58 Leonis

Observation data Epoch J2000 Equinox J2000
- Constellation: Leo
- Right ascension: 11^{h} 00^{m} 33.64811^{s}
- Declination: +03° 37′ 02.9766″
- Apparent magnitude (V): 4.852

Characteristics
- Spectral type: K0.5 III Fe-0.5
- B−V color index: 1.163

Astrometry
- Radial velocity (R_{v}): +5.98 km/s
- Proper motion (μ): RA: +14.82 mas/yr Dec.: −16.51 mas/yr
- Parallax (π): 9.05±0.20 mas
- Distance: 360 ± 8 ly (110 ± 2 pc)
- Absolute magnitude (M_{V}): −1.04

Details
- Mass: 1.89 M_{☉}
- Luminosity: 182 L_{☉}
- Surface gravity (log g): 1.8 cgs
- Temperature: 4,519±52 K
- Metallicity [Fe/H]: −0.16±0.10 dex
- Age: 1.69 Gyr
- Other designations: 58 Leo, BD+04°2407, FK5 1284, HD 95345, HIP 53807, HR 4291, SAO 118610, CCDM J11006+0337AB

Database references
- SIMBAD: data

= 58 Leonis =

Star in the constellation Leo

58 Leonis is a possible binary star system in the southern part of the constellation of Leo, near the border with Sextans. It shines with an apparent magnitude of 4.85, making it bright enough to be seen with the naked eye. An annual parallax shift of 9.05±0.20 mas yields a distance estimate of 360 light-years. It is moving further from the Sun with a heliocentric radial velocity of +6 km/s.

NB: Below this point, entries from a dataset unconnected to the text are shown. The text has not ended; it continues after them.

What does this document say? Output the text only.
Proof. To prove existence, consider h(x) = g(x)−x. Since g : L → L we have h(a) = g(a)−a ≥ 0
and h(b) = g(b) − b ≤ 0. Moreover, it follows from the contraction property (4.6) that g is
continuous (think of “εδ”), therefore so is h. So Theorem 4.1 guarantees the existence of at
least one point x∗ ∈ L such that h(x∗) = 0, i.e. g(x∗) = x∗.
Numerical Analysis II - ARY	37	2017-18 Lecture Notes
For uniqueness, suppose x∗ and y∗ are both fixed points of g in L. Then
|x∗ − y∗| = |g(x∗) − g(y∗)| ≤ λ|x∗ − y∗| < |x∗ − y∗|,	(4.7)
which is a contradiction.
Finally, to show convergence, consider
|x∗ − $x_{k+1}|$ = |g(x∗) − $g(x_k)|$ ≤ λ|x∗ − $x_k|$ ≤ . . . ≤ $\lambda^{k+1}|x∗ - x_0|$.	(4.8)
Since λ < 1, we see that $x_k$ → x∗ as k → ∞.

This orange hued star is an evolved K-type giant with a stellar classification of K0.5 III Fe-0.5, indicating a mild underabundance of iron in its spectrum. It was identified as a barium star by P. M. Williams (1971). These are theorized to be stars that show an enrichment of s-process elements by mass transfer from a now-white dwarf companion when it passed through the asymptotic giant branch stage. MacConnell et al. (1972) classified 58 Leonis as a marginal barium star. De Castro et al. (2016) consider this to be only a probable barium star, because of the low degree of s-process enrichment, and they rejected it from their sample. Rather than having an evolved companion, it may instead have formed from a cloud that was mildly enriched with s-process elements.